As the coronavirus pandemic eases in these countries, prospects of restoring travel and tourism in the region are being looked at.
The Greek initiative would not be practical until at least mid-June, however, and the Foreign Ministry of Israel cautioned that talks are in very early stages.
Greece’s Tourism Minister Harry Theoharis said that “Israel is one of our strategic targets for the reopening of tourism in Greece. As a result, we have already started discussions and preliminary phase on how to align our hygiene standards and protocols which will allow travel to resume between the two countries. This is still early stages, but we are very hopeful that we can come to a mutual agreement.”

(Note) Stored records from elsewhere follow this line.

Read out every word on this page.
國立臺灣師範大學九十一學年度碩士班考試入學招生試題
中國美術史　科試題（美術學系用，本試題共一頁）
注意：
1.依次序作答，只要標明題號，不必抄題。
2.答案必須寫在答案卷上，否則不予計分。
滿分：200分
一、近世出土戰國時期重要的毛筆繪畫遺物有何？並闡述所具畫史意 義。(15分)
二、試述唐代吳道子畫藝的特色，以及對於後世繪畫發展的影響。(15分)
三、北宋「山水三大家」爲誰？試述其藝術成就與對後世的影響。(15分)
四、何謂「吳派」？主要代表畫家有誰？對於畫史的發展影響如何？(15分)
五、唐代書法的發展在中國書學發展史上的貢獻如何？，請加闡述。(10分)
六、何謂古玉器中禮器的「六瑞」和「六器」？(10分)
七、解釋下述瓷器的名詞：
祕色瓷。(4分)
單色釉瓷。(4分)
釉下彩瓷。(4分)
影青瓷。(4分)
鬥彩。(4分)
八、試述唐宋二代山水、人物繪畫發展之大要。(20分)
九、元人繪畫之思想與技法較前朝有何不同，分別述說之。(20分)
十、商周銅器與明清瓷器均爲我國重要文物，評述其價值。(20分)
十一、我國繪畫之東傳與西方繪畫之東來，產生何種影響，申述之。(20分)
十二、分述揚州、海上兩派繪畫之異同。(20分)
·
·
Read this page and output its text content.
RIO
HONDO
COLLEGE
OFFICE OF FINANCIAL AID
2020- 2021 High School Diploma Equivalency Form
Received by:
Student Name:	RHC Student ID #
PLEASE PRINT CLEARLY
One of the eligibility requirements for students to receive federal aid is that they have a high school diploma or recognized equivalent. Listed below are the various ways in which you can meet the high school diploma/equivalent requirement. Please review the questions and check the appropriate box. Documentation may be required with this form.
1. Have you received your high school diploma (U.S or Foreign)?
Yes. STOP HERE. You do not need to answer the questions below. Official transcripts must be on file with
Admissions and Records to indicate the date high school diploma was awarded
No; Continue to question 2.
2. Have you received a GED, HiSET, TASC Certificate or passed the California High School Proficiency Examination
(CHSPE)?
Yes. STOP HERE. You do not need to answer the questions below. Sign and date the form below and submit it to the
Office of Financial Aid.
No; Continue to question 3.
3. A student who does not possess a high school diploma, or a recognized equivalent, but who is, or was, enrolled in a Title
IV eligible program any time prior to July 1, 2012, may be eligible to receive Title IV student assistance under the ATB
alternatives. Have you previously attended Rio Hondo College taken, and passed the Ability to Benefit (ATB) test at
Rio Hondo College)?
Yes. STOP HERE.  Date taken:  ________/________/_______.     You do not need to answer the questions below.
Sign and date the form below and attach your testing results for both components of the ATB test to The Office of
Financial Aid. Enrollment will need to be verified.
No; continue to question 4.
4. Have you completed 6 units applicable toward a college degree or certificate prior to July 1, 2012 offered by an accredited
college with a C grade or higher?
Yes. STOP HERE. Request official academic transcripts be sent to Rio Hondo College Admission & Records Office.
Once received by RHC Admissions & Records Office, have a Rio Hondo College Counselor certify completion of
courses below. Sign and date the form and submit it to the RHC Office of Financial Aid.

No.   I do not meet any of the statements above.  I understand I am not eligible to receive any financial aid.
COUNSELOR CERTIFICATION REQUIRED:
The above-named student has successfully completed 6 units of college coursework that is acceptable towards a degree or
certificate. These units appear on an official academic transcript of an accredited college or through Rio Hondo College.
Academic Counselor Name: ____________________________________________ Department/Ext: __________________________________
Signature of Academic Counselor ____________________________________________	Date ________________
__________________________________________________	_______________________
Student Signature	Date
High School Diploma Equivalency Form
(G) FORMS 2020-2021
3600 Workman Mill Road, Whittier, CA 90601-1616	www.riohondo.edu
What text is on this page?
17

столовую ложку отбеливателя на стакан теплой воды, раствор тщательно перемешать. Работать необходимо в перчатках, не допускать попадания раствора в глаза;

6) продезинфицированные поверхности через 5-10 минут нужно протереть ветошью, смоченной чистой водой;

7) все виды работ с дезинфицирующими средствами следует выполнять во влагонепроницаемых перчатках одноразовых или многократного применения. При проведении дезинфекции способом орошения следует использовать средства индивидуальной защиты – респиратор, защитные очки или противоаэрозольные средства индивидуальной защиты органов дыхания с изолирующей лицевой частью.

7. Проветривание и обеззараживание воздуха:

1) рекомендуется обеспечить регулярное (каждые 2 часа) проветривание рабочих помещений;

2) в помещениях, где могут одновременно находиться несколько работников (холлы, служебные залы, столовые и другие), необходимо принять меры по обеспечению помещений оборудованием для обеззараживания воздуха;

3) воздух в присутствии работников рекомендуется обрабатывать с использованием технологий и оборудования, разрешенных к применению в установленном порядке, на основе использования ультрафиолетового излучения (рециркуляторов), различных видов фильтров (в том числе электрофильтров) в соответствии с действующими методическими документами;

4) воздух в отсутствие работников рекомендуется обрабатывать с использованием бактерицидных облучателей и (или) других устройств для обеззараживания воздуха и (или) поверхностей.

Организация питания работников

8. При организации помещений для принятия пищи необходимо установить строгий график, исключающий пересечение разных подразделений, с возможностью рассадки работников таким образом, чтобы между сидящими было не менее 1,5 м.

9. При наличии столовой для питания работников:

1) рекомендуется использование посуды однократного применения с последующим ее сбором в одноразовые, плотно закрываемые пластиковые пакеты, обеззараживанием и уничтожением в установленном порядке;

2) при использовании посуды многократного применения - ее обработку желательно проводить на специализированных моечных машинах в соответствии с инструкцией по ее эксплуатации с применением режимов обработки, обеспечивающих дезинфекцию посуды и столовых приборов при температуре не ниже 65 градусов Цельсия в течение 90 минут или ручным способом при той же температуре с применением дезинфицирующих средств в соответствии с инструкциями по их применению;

Foreign Minister Yisrael Katz confirmed that he spoke with his Greek Counterpart Nikos Dendias on Tuesday about “the improving coronavirus situation in our countries and continued economic cooperation.”
For the time being, however, pandemic–related restrictions make any such plan impossible. Israel requires two weeks’ isolation after foreign travel.
There is a concern that COVID-19 carriers might arrive in Israel via Greece from E.U. countries with whom Greece maintains open borders under normal conditions.
Theoharis said his country is working to “establish requirements which will limit the possibility of someone with coronavirus to enter Greece in the first place…irrespective of the epidemiological phase the country is currently in.”
He promised that “Greece will stay a safe place despite opening borders and opening for tourism.”